Дав сигнал работникам ранчо, Джейк перевел своего коня в стремительную рысь. Почему же им никак не удается поймать проклятых мародеров? Мрачные мысли одолевали его. Чертовщина какая-то! Можно подумать, что они имеют дело с призраками, так бесследно их недруги появляются и исчезают. Странно, но они всегда знают, когда и где нанести удар без риска быть пойманными.
Мысли его перешли к Эдвардсу, который продолжал свои регулярные посещения ранчо. Теперь, когда Тори не отлучалась из дома, он попросил ее и Мегэн приглядывать как следует за этим человеком. Конечно, Джейк позаботился, чтобы дом хорошо охранялся, особенно во время визитов Эдвардса. У него было такое чувство, что он пускает лису в курятник, но что оставалось делать, разве только следить, чтобы ни одна из женщин не оставалась с ним наедине без охраны. До сих пор за этим человеком ничего плохого не замечено. Возможно, он действительно приезжал повидать Кармен, хотя Джейку это и не нравилось.

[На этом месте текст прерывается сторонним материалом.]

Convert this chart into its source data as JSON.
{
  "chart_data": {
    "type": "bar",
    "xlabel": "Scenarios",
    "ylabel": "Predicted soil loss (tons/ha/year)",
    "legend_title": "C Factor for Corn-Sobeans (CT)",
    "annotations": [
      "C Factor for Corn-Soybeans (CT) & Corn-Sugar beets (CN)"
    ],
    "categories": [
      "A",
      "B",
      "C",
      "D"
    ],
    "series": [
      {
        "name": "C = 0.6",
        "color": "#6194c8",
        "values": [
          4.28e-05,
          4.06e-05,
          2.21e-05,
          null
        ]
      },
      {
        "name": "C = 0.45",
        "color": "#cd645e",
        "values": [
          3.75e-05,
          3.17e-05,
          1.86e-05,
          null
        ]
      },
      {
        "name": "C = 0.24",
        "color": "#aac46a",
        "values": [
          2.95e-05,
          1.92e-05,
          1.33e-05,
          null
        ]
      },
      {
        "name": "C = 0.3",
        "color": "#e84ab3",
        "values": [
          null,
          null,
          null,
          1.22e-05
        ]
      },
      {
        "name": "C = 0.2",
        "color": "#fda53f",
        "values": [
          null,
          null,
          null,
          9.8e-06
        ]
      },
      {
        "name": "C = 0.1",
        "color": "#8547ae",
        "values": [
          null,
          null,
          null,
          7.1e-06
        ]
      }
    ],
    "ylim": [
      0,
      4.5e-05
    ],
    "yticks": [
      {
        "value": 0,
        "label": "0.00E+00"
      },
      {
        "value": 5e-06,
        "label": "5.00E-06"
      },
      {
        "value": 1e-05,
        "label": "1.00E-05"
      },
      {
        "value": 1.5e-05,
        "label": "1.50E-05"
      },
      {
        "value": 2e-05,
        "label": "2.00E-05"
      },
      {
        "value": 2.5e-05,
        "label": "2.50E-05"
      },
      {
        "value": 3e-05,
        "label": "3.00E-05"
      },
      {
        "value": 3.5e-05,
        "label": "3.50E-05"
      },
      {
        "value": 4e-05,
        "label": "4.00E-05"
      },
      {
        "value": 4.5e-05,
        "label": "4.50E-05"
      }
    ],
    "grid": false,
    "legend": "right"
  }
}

Во всяком случае, можно использовать его посещения, чтобы узнать кое-что по вопросам, которые Эдвардс задает Кармен, или по случайно оброненным замечаниям.
Сейчас, когда Джейк ехал впереди своих людей, ему пришла в голову еще одна мысль. А не могло ли быть так, что один из его собственных людей делал это на свой страх и риск? Мысль эта первый раз пришла ему в голову, как только начались неприятности. Но большинство работников ранчо служили на «Ленивом Би» годами, некоторые еще до того, как Джейк уехал. А со смерти Роя они вообще никого больше не нанимали. Если быть точным, то вот уже почти год они работают в одном и том же составе, и Джилл уверял его, что все, даже те, кого Джейк не знает лично, трудолюбивые и надежные работники.
Джейк тогда отбросил это подозрение, но теперь снова стал задумываться. Нельзя ли этим объяснить историю с повозкой? И откуда убийцы узнали о том, что они с Тори находятся на годном лугу? Может быть, и ядозубы именно так попали в конюшню? Почему в ночь пожара на ранчо не видели никого из посторонних? И каким образом его противникам всегда известно, где лучше нанести удар?
Кто охранял скот прошлой ночью? Кто должен был патрулировать эту часть ограды? расписанием работы и объездов занимался Джилл. Он наверняка знает, кто дежурил в то время, когда крали скот. Затем, когда у Джейка будут имена, он все проверит, постарается определить, что делали в другие разы эти люди, где находились во время прошлых нападений.